Sparsification of the Generalized Persistence Diagrams for Scalability through Gradient Descent
Mathieu Carrière, Seunghyun Kim, Woojin Kim
TL;DR
This paper tackles the computational bottleneck of generalized persistence diagrams (GPDs) in multi-parameter persistence by proposing a gradient-descent-based sparsification of the interval domain. It introduces the sparse erosion distance $\hat{d}_{\mathrm{E}}$ to compare GPDs across different interval sets, and derives a closed-form distance for practical interval collections, enabling efficient optimization. The loss $\mathcal{L}_{\hat{d}_{\mathrm{E}} ,m}$ is shown to be Lipschitz, convexly vectorizable, and differentiable almost everywhere, making gradient-based search feasible.

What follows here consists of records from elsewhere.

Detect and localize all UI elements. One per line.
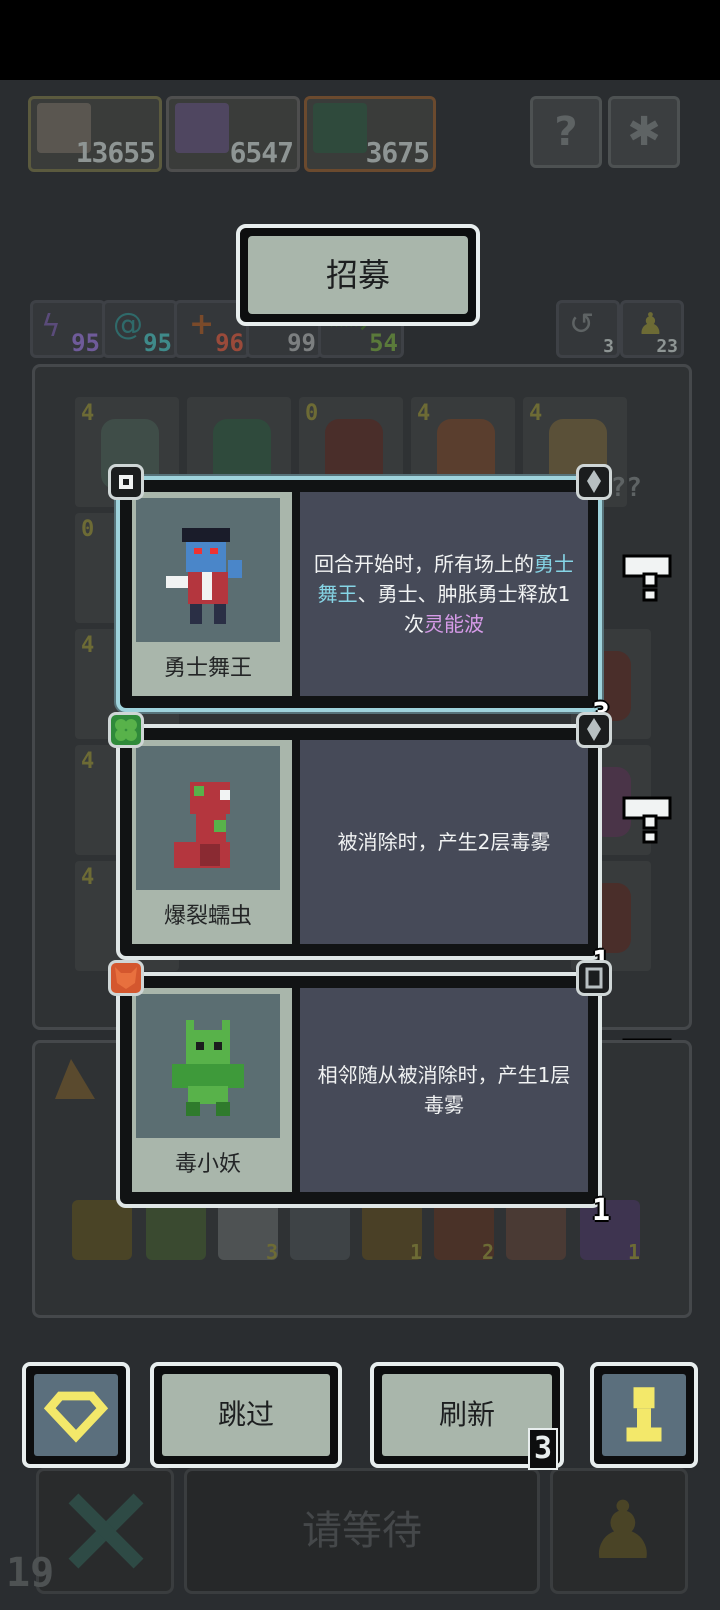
pawn-icon [626,1387,662,1442]
refresh-button-label: 刷新 [382,1374,552,1456]
stat-swirl-value: 95 [143,329,172,357]
card-count: 1 [591,1193,610,1228]
recruit-card[interactable]: 毒小妖 相邻随从被消除时，产生1层毒雾 1 [108,960,612,1228]
fox-badge-icon [108,960,144,996]
counter-pawn-value: 23 [656,336,678,357]
stat-plus-value: 96 [215,329,244,357]
shop-item [146,1200,206,1260]
pawn-dimmed-icon: ♟ [587,1484,659,1577]
recycle-icon: ↺ [569,307,595,342]
board-cell-level: 4 [529,401,543,426]
skip-button-label: 跳过 [162,1374,330,1456]
explosive-worm-icon [136,746,280,890]
pawn-button[interactable] [590,1362,698,1468]
stat-lightning: ϟ 95 [30,300,106,358]
shop-item: 2 [434,1200,494,1264]
recruit-card[interactable]: 爆裂蠕虫 被消除时，产生2层毒雾 1 [108,712,612,980]
dancer-warrior-icon [136,498,280,642]
resource-staff-value: 6547 [229,136,294,169]
card-name: 爆裂蠕虫 [163,904,252,929]
recruit-title: 招募 [236,224,480,326]
sword-badge-icon [576,464,612,500]
board-cell-level: 0 [81,517,95,542]
resource-hero: 13655 [28,96,162,172]
resource-dino: 3675 [304,96,436,172]
board-cell-level: 4 [81,865,95,890]
card-description: 回合开始时，所有场上的勇士舞王、勇士、肿胀勇士释放1次灵能波 [300,492,588,696]
card-portrait-frame: 爆裂蠕虫 [132,740,292,944]
card-description: 被消除时，产生2层毒雾 [300,740,588,944]
pawn-button-dimmed: ♟ [550,1468,688,1594]
counter-recycle: ↺ 3 [556,300,620,358]
shield-badge-icon [576,960,612,996]
card-portrait-frame: 毒小妖 [132,988,292,1192]
shop-item: 1 [580,1200,640,1264]
refresh-count: 3 [528,1428,558,1470]
clover-badge-icon [108,712,144,748]
settings-icon: ✱ [627,109,661,155]
dino-icon [313,103,367,153]
resource-dino-value: 3675 [365,136,430,169]
counter-recycle-value: 3 [603,336,614,357]
board-cell-level: 4 [81,633,95,658]
staff-icon [175,103,229,153]
board-cell-level: 0 [305,401,319,426]
cancel-button-dimmed [36,1468,174,1594]
board-cell-level: 4 [81,401,95,426]
question-mark-icon[interactable] [622,794,672,844]
question-mark-icon[interactable] [622,552,672,602]
sword-badge-icon [576,712,612,748]
counter-pawn: ♟ 23 [620,300,684,358]
turn-counter: 19 [6,1550,55,1596]
cheese-icon [55,1059,95,1099]
status-bar [0,0,720,80]
diamond-icon [43,1391,109,1443]
card-name: 勇士舞王 [163,656,252,681]
shop-item [506,1200,566,1260]
card-portrait-frame: 勇士舞王 [132,492,292,696]
shop-item: 1 [362,1200,422,1264]
board-cell-level: 4 [417,401,431,426]
card-name: 毒小妖 [174,1152,241,1177]
board-cell-level: 4 [81,749,95,774]
stat-lightning-value: 95 [71,329,100,357]
stat-bow-value: 54 [369,329,398,357]
help-button[interactable]: ? [530,96,602,168]
shop-item [72,1200,132,1260]
resource-staff: 6547 [166,96,300,172]
stat-sword-value: 99 [287,329,316,357]
diamond-button[interactable] [22,1362,130,1468]
wait-button: 请等待 [184,1468,540,1594]
help-icon: ? [554,109,578,155]
lightning-icon: ϟ [41,309,61,344]
card-description: 相邻随从被消除时，产生1层毒雾 [300,988,588,1192]
skip-button[interactable]: 跳过 [150,1362,342,1468]
shop-item: 3 [218,1200,278,1264]
plus-icon: + [189,307,215,342]
recruit-card[interactable]: 勇士舞王 回合开始时，所有场上的勇士舞王、勇士、肿胀勇士释放1次灵能波 3 [108,464,612,732]
shop-item [290,1200,350,1260]
swirl-icon: @ [113,307,143,342]
resource-hero-value: 13655 [75,136,156,169]
stat-swirl: @ 95 [102,300,178,358]
recruit-title-label: 招募 [248,236,468,314]
poison-imp-icon [136,994,280,1138]
gem-badge-icon [108,464,144,500]
settings-button[interactable]: ✱ [608,96,680,168]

Numerical experiments on time-series data demonstrate significant speedups in GPD computation with maintained classification performance, highlighting the method’s potential for scalable multi-parameter topological analysis. The work also provides open-source code and outlines directions to extend the approach to richer interval shapes and other GRI-based descriptors.
Abstract
The generalized persistence diagram (GPD) is a natural extension of the classical persistence barcode to the setting of multi-parameter persistence and beyond. The GPD is defined as an integer-valued function whose domain is the set of intervals in the indexing poset of a persistence module, and is known to be able to capture richer topological information than its single-parameter counterpart. However, computing the GPD is computationally prohibitive due to the sheer size of the interval set. Restricting the GPD to a subset of intervals provides a way to manage this complexity, compromising discriminating power to some extent. However, identifying and computing an effective restriction of the domain that minimizes the loss of discriminating power remains an open challenge. In this work, we introduce a novel method for optimizing the domain of the GPD through gradient descent optimization. To achieve this, we introduce a loss function tailored to optimize the selection of intervals, balancing computational efficiency and discriminative accuracy. The design of the loss function is based on the known erosion stability property of the GPD. We showcase the efficiency of our sparsification method for dataset classification in supervised machine learning. Experimental results demonstrate that our sparsification method significantly reduces the time required for computing the GPDs associated to several datasets, while maintaining classification accuracies comparable to those achieved using full GPDs. Our method thus opens the way for the use of GPD-based methods to applications at an unprecedented scale.